Analysis of p21CIP1 and p27KIP1 by gel filtration. EL4 whole-cell extracts were prepared and fractionated over Superdex 200. (A) Fractions were immunoprecipitated with αp21CIP1 sera and immunoblotted with a mixture of αD1-αD2 and αCDK4 sera (upper panel). The blot was then reprobed with αp21CIP1 (lower panel). (B) Immunoprecipitates from a similar EL4 fractionation using αp27KIP1 sera were immunoblotted in the same way. (C) α-D2 serum was used to immunoprecipitate complexes following gel filtration. After SDS-PAGE, the immune complexes were immunoblotted with sera specific for p21CIP1 (upper panel) or p27KIP1 (lower panel). (D) Mock-depleted and αp21CIP1-αp27KIP1-immunodepleted extracts of EL4 and MCF7 cells were subjected to immunoprecipitation with αD1-D2-D3, αp21CIP1-αp27KIP1 or normal rabbit serum, as indicated. Immune complexes were separated by SDS-PAGE and immunoblotted with a mixture of αD1/D2/D3 sera. IP, immunoprecipitation.

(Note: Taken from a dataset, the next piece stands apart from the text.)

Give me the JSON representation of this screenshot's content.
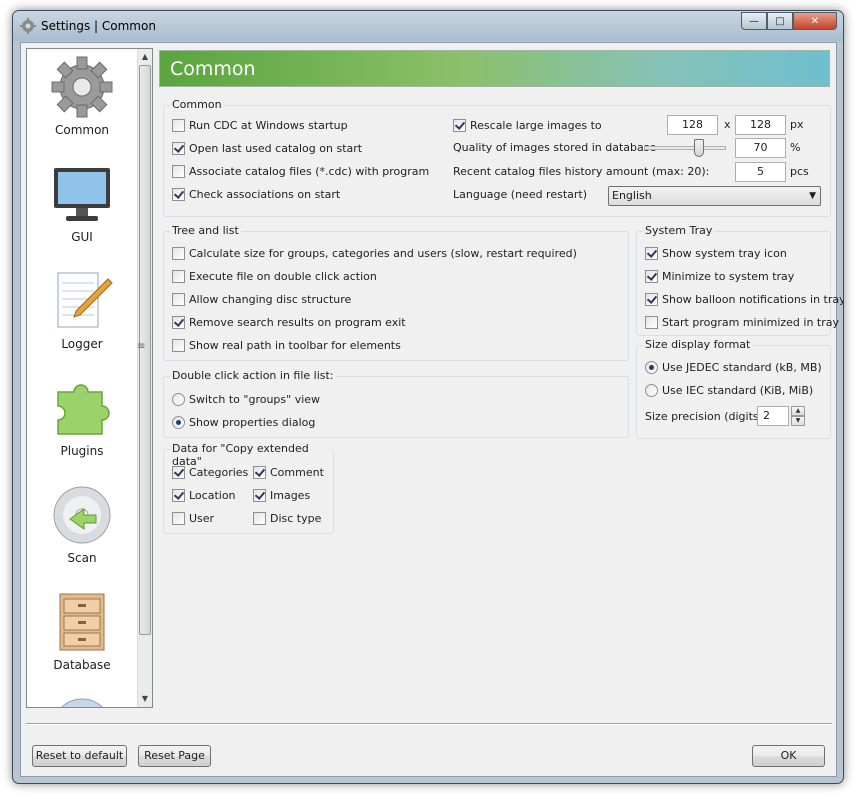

Both p16INK4a and p21CIP1 form stable complexes with CDK4.
In pulse-chase experiments, CDK4 has a long-half-life interaction with p16INK4a (38), an observation supported by the relative ease with which both CDK4 and CDK6 can be detected in αp16INK4a immunoprecipitations. Other INK4 molecules seem less able to form stable complexes with CDK4 (Fig. 2 and 4) in the cell lines tested. Conversely, the abundance of CDK4 present in steady-state p21CIP1 complexes implies that cyclin D-CDK4-p21CIP1 ternary complexes have long half-lives. To compare the duration of CDK4 in p16INK4a- and p21CIP1-containing complexes, we performed pulse-chase analyses with WI38 primary fibroblasts, a cell line that expresses both proteins (Table 1). At each time point, lysates were prepared and immunoprecipitated with antisera specific for p16INK4a or p21CIP1. The resulting immune complexes were separated by SDS-PAGE, and the turnover rate of coprecipitated CDK4 was assessed by fluorography.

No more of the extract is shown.